Laura: OK and I think one thing that's important to note too is you're not going to know right away if your information was stolen. So, this is almost kind of a reminder to always check your information. How do you go about doing that knowing that you weren't hacked yourself?
Matt: Well, that can be really tricky. I mean there's a lot of different monitoring services for credit and things along those lines which can give you alerts if people are doing things on your behalf. This was a popular scam - last year, people would get a phishing email saying, “Check here to see if your Social Security number has been compromised.” They get that as an email and they're like, “Oh that's great. Let me go check it. Perfect. This is wonderful.” And now they're entering their social security number and personal information into a website thinking they're checking it against a known database. So, don't do that kind of stuff. That's an example of a trick.
Laura: Right. Make sure that you're contacting somewhere; you're not responding to anyone that's contacting you.
Comm. Seagull: Absolutely. You can get free credit reports once a year from each of the credit reporting agencies.

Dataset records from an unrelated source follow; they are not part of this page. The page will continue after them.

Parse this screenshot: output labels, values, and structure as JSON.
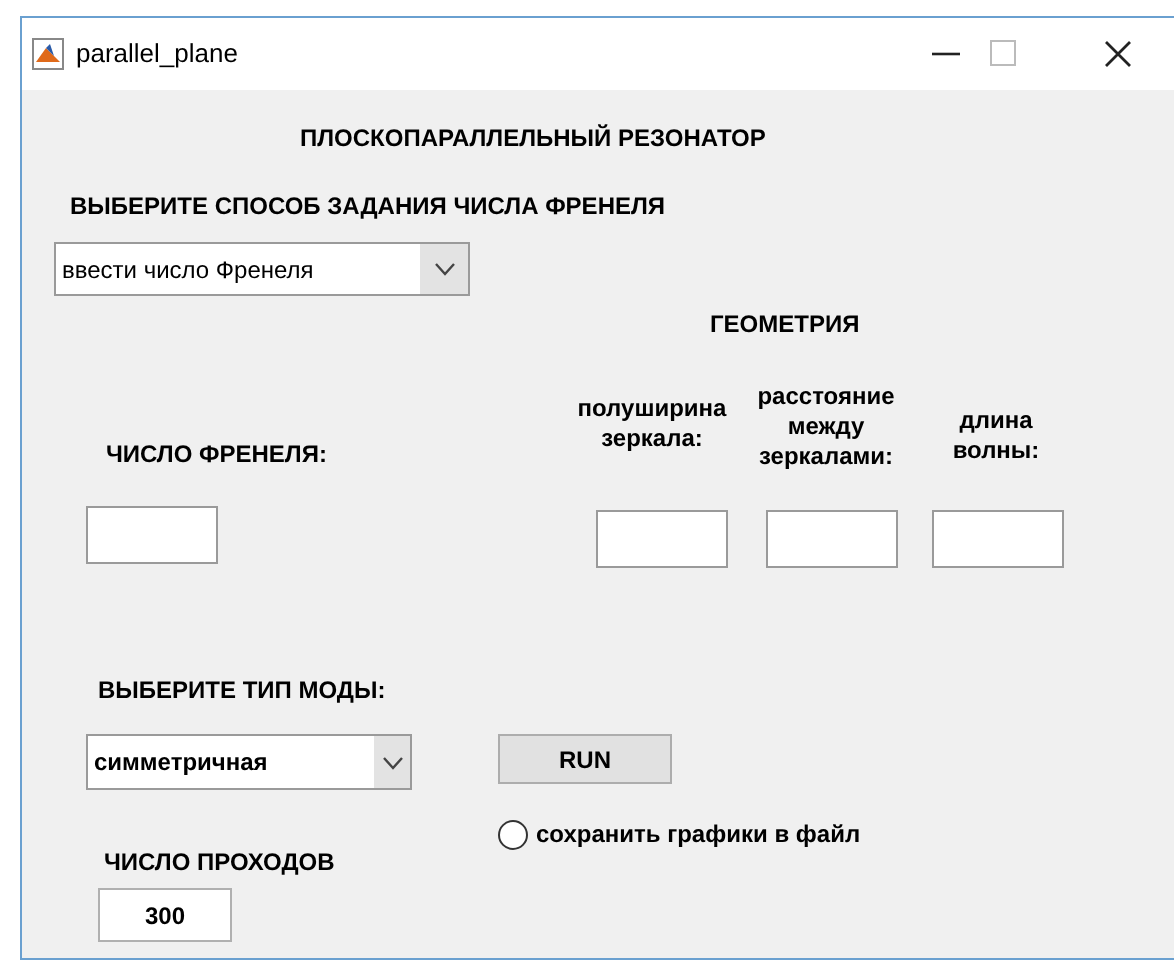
{
  "window": {
    "title": "parallel_plane"
  },
  "heading": "ПЛОСКОПАРАЛЛЕЛЬНЫЙ РЕЗОНАТОР",
  "fresnel_method": {
    "label": "ВЫБЕРИТЕ СПОСОБ ЗАДАНИЯ ЧИСЛА ФРЕНЕЛЯ",
    "value": "ввести число Френеля"
  },
  "fresnel_number": {
    "label": "ЧИСЛО ФРЕНЕЛЯ:"
  },
  "geometry": {
    "title": "ГЕОМЕТРИЯ",
    "fields": [
      {
        "label": "полуширина зеркала:"
      },
      {
        "label": "расстояние между зеркалами:"
      },
      {
        "label": "длина волны:"
      }
    ]
  },
  "mode": {
    "label": "ВЫБЕРИТЕ ТИП МОДЫ:",
    "value": "симметричная"
  },
  "run_button": "RUN",
  "save_plots": {
    "label": "сохранить графики в файл",
    "checked": false
  },
  "passes": {
    "label": "ЧИСЛО ПРОХОДОВ",
    "value": "300"
  }
}
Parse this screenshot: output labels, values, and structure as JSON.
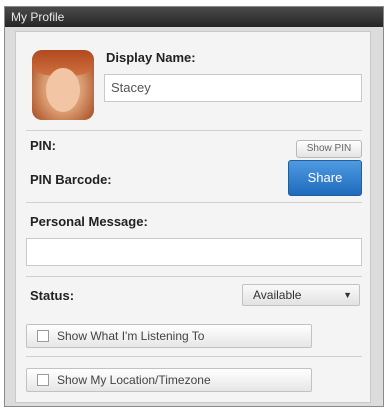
{
  "window": {
    "title": "My Profile"
  },
  "profile": {
    "display_name_label": "Display Name:",
    "display_name_value": "Stacey",
    "pin_label": "PIN:",
    "pin_button_label": "Show PIN",
    "pin_barcode_label": "PIN Barcode:",
    "share_button_label": "Share",
    "personal_message_label": "Personal Message:",
    "personal_message_value": "",
    "status_label": "Status:",
    "status_value": "Available",
    "show_music_label": "Show What I'm Listening To",
    "show_location_label": "Show My Location/Timezone"
  },
  "colors": {
    "accent": "#1e6bbd",
    "title_bar": "#2a2a2a"
  }
}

So, that's a good way to see, “Has somebody opened an account in my name?” There’s suddenly a new credit card I never opened up but that's showed up. Then, of course, always look at your credit card statements, your bank statements--are there any charges there that don't look familiar? Sometimes it may even just be a small charge, so, it won't necessarily show up on your radar screen but that could be a sign somebody has your number, and it's aimed at making sure it's working.
Laura: All right Michelle, Matt thank you so much for the great advice. Making sure people stay safe keeping their identity protected this year. Thank you so much.